Em e-mail enviado aos alunos da turma de Circuitos Elétricos I na última quinta-feira (2), Leborgne lamenta o ocorrido e afirma que trabalha para “resolver esses desentendimentos da melhor forma possível”.
Em entrevista a GZH, Tristão confirma que deixou a turma por “perder a confiança dos alunos”.
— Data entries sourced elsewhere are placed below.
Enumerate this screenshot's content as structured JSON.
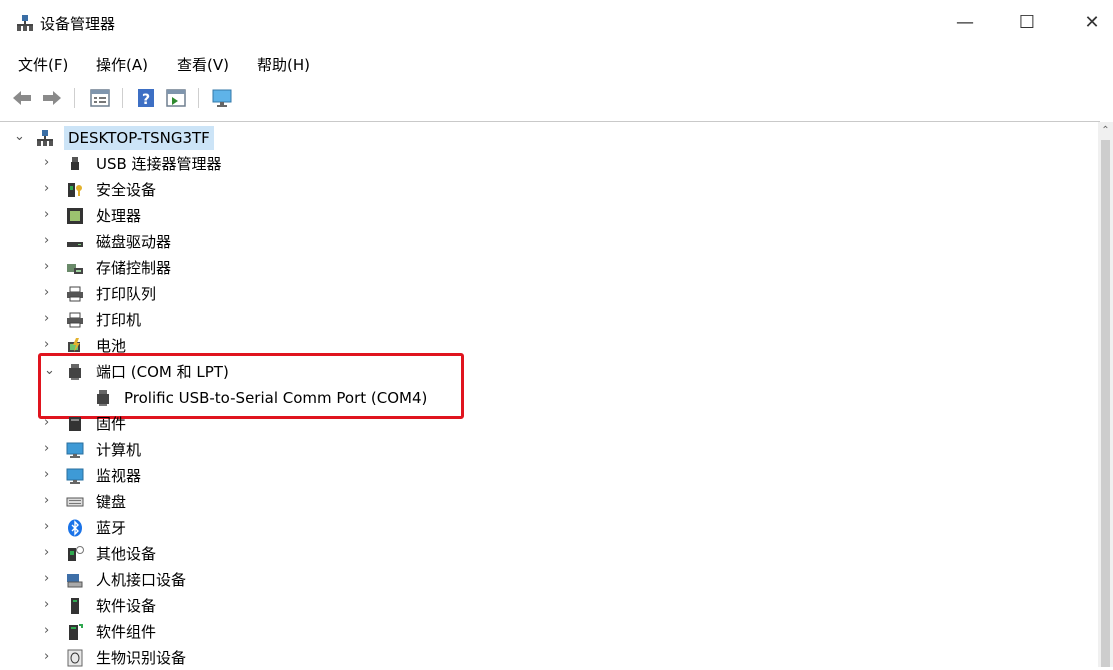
{
  "window": {
    "title": "设备管理器",
    "controls": {
      "minimize": "—",
      "maximize": "☐",
      "close": "✕"
    }
  },
  "menu": [
    "文件(F)",
    "操作(A)",
    "查看(V)",
    "帮助(H)"
  ],
  "toolbar": {
    "buttons": [
      "back-icon",
      "forward-icon",
      "properties-icon",
      "help-icon",
      "driver-icon",
      "monitor-icon"
    ]
  },
  "tree": {
    "root": "DESKTOP-TSNG3TF",
    "items": [
      {
        "label": "USB 连接器管理器",
        "icon": "usb-icon"
      },
      {
        "label": "安全设备",
        "icon": "security-icon"
      },
      {
        "label": "处理器",
        "icon": "processor-icon"
      },
      {
        "label": "磁盘驱动器",
        "icon": "disk-icon"
      },
      {
        "label": "存储控制器",
        "icon": "storage-icon"
      },
      {
        "label": "打印队列",
        "icon": "printer-icon"
      },
      {
        "label": "打印机",
        "icon": "printer-icon"
      },
      {
        "label": "电池",
        "icon": "battery-icon"
      },
      {
        "label": "端口 (COM 和 LPT)",
        "icon": "port-icon",
        "expanded": true,
        "children": [
          {
            "label": "Prolific USB-to-Serial Comm Port (COM4)",
            "icon": "port-icon"
          }
        ]
      },
      {
        "label": "固件",
        "icon": "firmware-icon"
      },
      {
        "label": "计算机",
        "icon": "computer-icon"
      },
      {
        "label": "监视器",
        "icon": "monitor-icon"
      },
      {
        "label": "键盘",
        "icon": "keyboard-icon"
      },
      {
        "label": "蓝牙",
        "icon": "bluetooth-icon"
      },
      {
        "label": "其他设备",
        "icon": "other-device-icon"
      },
      {
        "label": "人机接口设备",
        "icon": "hid-icon"
      },
      {
        "label": "软件设备",
        "icon": "software-device-icon"
      },
      {
        "label": "软件组件",
        "icon": "software-component-icon"
      },
      {
        "label": "生物识别设备",
        "icon": "biometric-icon"
      }
    ]
  },
  "colors": {
    "selection": "#cce4f7",
    "highlight_border": "#e0141e",
    "accent": "#1a73e8"
  }
}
— Gosto muito dos meus alunos, mas houve uma quebra de confiança. No início da pandemia, havia alunos que a gente conhecia e, agora, quem nunca me viu na vida. Eu imaginava, pelo carinho que tratava nas disciplinas, que havia empatia. Mas notei, pela reação, que não deu empatia. Não estou aí para atrapalhar a vida de ninguém. Em 40 anos dando aula, jamais me afastei uma semana e deixei para outro colega assumir. Sou um escravo da profissão. Como sou exigente, se eu transferir para outro colega dar aula e depois retomar, como vou cobrar? Cobro em cima do que faço — diz.
Tristão também afirma que é muito dedicado, mas que o ensino remoto atrapalha a relação entre alunos e docentes.
— Tenho carinho muito grande pelos guris. Eu me despedi deles na última aula e teve aluno que não queria. É uma pena, mas bola pra frente — diz.
Questionado sobre a decisão da comissão da Escola de Engenharia para solicitar a abertura de processo administrativo disciplinar, Tristão diz que isso não o preocupa.
— Minha preocupação são os alunos. Dou aula porque gosto e sinto o dever cumprido. Não vejo onde usar a palavra "cacete" possa desmerecer, tem gente até do alto escalão que usa. Olha o linguajar de tanta gente. E eu fazendo um esforço para ensinar — afirma.
A reportagem solicitou à assessoria de comunicação da UFRGS quantos processos administrativos e reclamações na Ouvidoria há contra o docente, mas a universidade afirmou que “as informações de processos e reclamações contra o professor são temas pessoais que não podem ser divulgados”.
A negativa não tem fundamento na visão de Paulo Doering, advogado especializado em Direito Administrativo e sócio do escritório Doering & Darcie, de Porto Alegre. Segundo ele, seria uma proteção demasiadamente desproporcional contra qualquer servidor público.
— Eventualmente, em função do teor do processo, é que se poderia sustentar o sigilo — opina Doering.
Tristão foi filmado durante aula para alunos da Engenharia, na qual grita com estudantes que lhe fazem perguntas.
Segundo estudantes e colegas, Tristão tem histórico de ser impaciente. Em entrevista a GZH, o professor diz que se dá bem com alunos, destaca que foi paraninfo três vezes nos últimos anos e que é rigoroso, mas que incentiva estudantes a crescerem intelectualmente.